PandasHow-ToBeginner · 3 min read

How to Sample Data from DataFrame in pandas: Simple Guide

Use the sample() method on a pandas DataFrame to randomly select rows. You can specify the number of rows with n or the fraction of rows with frac. This method helps to get a random subset of your data easily.

📐

Syntax

The basic syntax of the sample() method is:

df.sample(n=None, frac=None, replace=False, random_state=None)

Where:

n: Number of rows to return (integer).
frac: Fraction of rows to return (float between 0 and 1).
replace: Whether to sample with replacement (True or False).
random_state: Seed for reproducibility (integer or None).

python

df.sample(n=5, frac=None, replace=False, random_state=None)

💻

Example

This example shows how to sample 3 random rows from a DataFrame and how to sample 50% of the rows.

python

import pandas as pd

data = {'Name': ['Alice', 'Bob', 'Charlie', 'David', 'Eva'],
        'Age': [25, 30, 35, 40, 45],
        'City': ['NY', 'LA', 'Chicago', 'Houston', 'Phoenix']}

df = pd.DataFrame(data)

# Sample 3 random rows
sample_n = df.sample(n=3, random_state=1)

# Sample 50% of rows
sample_frac = df.sample(frac=0.5, random_state=1)

print('Sample 3 rows:')
print(sample_n)
print('\nSample 50% rows:')
print(sample_frac)

Output

Sample 3 rows: Name Age City 2 Charlie 35 Chicago 0 Alice 25 NY 3 David 40 Houston Sample 50% rows: Name Age City 2 Charlie 35 Chicago 0 Alice 25 NY

⚠️

Common Pitfalls

Common mistakes when sampling data include:

Using both n and frac at the same time, which causes an error.
Not setting random_state when you want reproducible results.
Sampling more rows than exist without replace=True, which causes an error.

python

import pandas as pd

df = pd.DataFrame({'A': range(5)})

# Wrong: using both n and frac
# df.sample(n=2, frac=0.5)  # This will raise ValueError

# Correct: use only one
sample_correct = df.sample(n=2, random_state=42)

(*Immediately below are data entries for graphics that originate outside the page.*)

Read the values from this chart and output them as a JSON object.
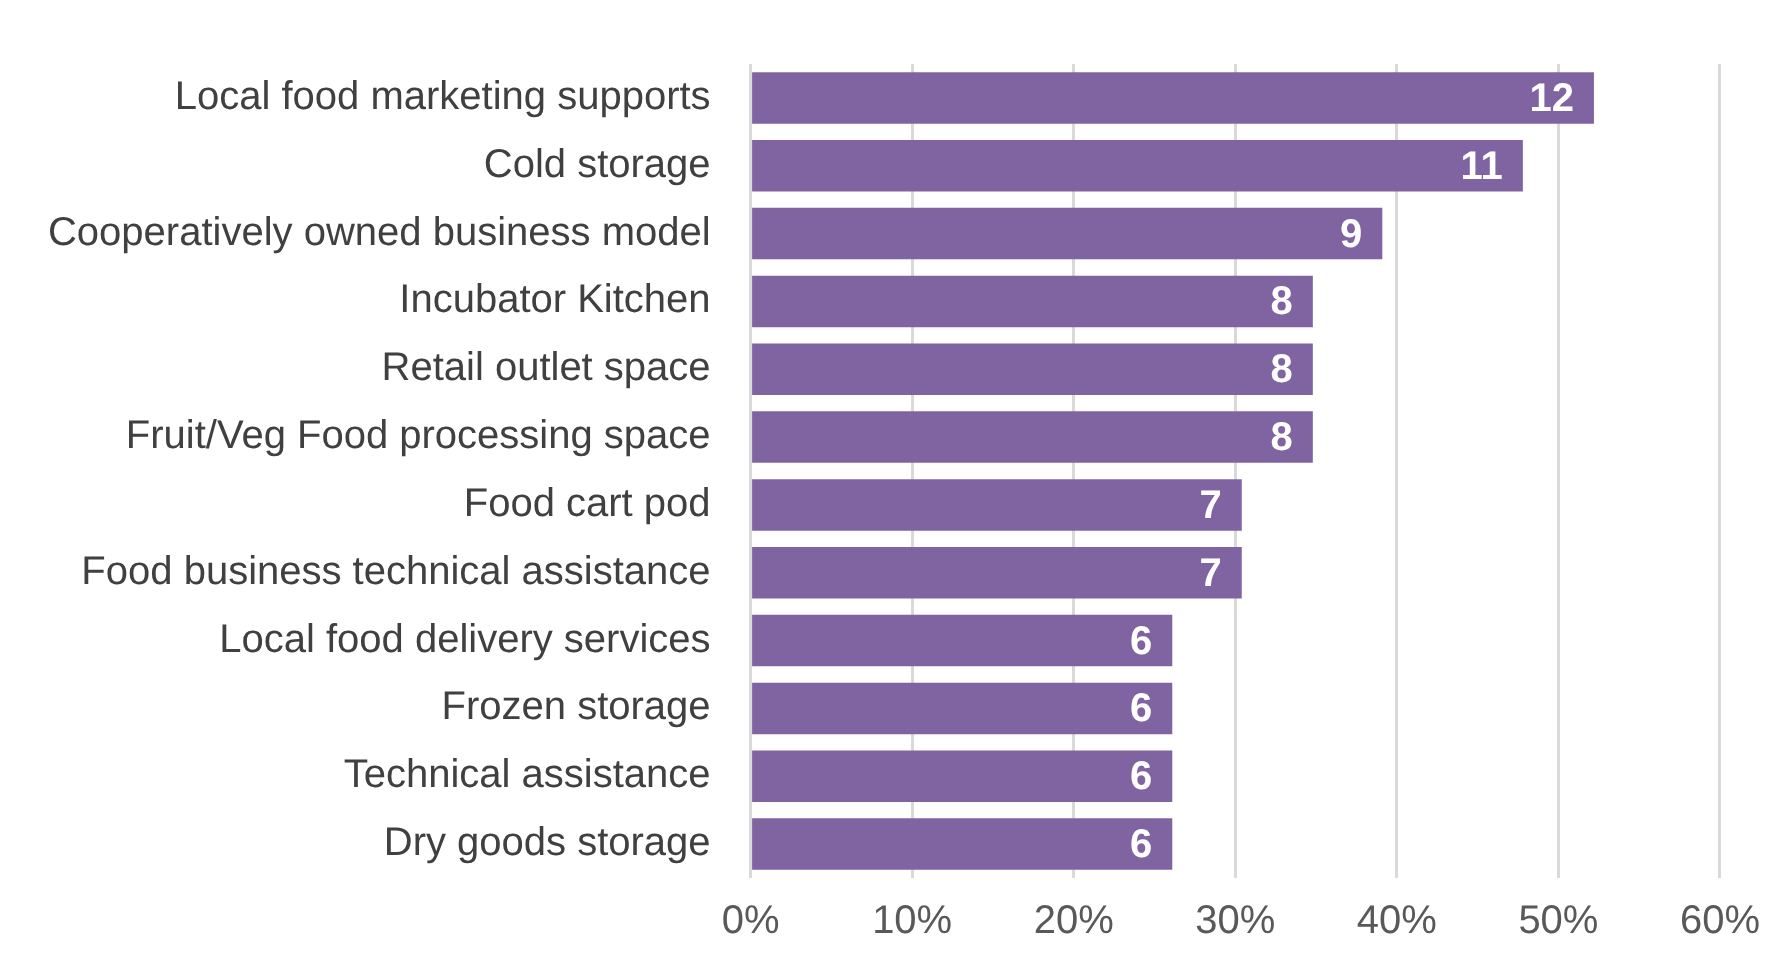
{
  "chart_data": {
    "type": "bar",
    "orientation": "horizontal",
    "categories": [
      "Local food marketing supports",
      "Cold storage",
      "Cooperatively owned business model",
      "Incubator Kitchen",
      "Retail outlet space",
      "Fruit/Veg Food processing space",
      "Food cart pod",
      "Food business technical assistance",
      "Local food delivery services",
      "Frozen storage",
      "Technical assistance",
      "Dry goods storage"
    ],
    "values": [
      52.2,
      47.8,
      39.1,
      34.8,
      34.8,
      34.8,
      30.4,
      30.4,
      26.1,
      26.1,
      26.1,
      26.1
    ],
    "annotations": [
      {
        "text": "12",
        "x": 52.2,
        "y": "Local food marketing supports"
      },
      {
        "text": "11",
        "x": 47.8,
        "y": "Cold storage"
      },
      {
        "text": "9",
        "x": 39.1,
        "y": "Cooperatively owned business model"
      },
      {
        "text": "8",
        "x": 34.8,
        "y": "Incubator Kitchen"
      },
      {
        "text": "8",
        "x": 34.8,
        "y": "Retail outlet space"
      },
      {
        "text": "8",
        "x": 34.8,
        "y": "Fruit/Veg Food processing space"
      },
      {
        "text": "7",
        "x": 30.4,
        "y": "Food cart pod"
      },
      {
        "text": "7",
        "x": 30.4,
        "y": "Food business technical assistance"
      },
      {
        "text": "6",
        "x": 26.1,
        "y": "Local food delivery services"
      },
      {
        "text": "6",
        "x": 26.1,
        "y": "Frozen storage"
      },
      {
        "text": "6",
        "x": 26.1,
        "y": "Technical assistance"
      },
      {
        "text": "6",
        "x": 26.1,
        "y": "Dry goods storage"
      }
    ],
    "color": "#8064a2",
    "xlim": [
      0,
      60
    ],
    "xticks": [
      {
        "value": 0,
        "label": "0%"
      },
      {
        "value": 10,
        "label": "10%"
      },
      {
        "value": 20,
        "label": "20%"
      },
      {
        "value": 30,
        "label": "30%"
      },
      {
        "value": 40,
        "label": "40%"
      },
      {
        "value": 50,
        "label": "50%"
      },
      {
        "value": 60,
        "label": "60%"
      }
    ],
    "grid": "x"
  }
}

# Wrong: sampling more rows than exist without replacement
# df.sample(n=10)  # Raises ValueError

# Correct: use replace=True to allow duplicates
sample_replace = df.sample(n=10, replace=True, random_state=42)

print('Sample with n=2:')
print(sample_correct)
print('\nSample with replacement (n=10):')
print(sample_replace)

Output

Sample with n=2: A 1 1 4 4 Sample with replacement (n=10): A 1 1 4 4 1 1 1 1 2 2 4 4 1 1 2 2 4 4 2 2

📊

Quick Reference

Parameter	Description	Example
n	Number of rows to sample	df.sample(n=5)
frac	Fraction of rows to sample	df.sample(frac=0.3)
replace	Sample with replacement	df.sample(n=10, replace=True)
random_state	Seed for reproducibility	df.sample(n=3, random_state=42)

✅

Key Takeaways

Use df.sample() to randomly select rows from a DataFrame.

Specify either n (number) or frac (fraction) but not both.

Set random_state for reproducible sampling results.

Use replace=True to sample with replacement when needed.

Sampling helps create smaller, random subsets for analysis or testing.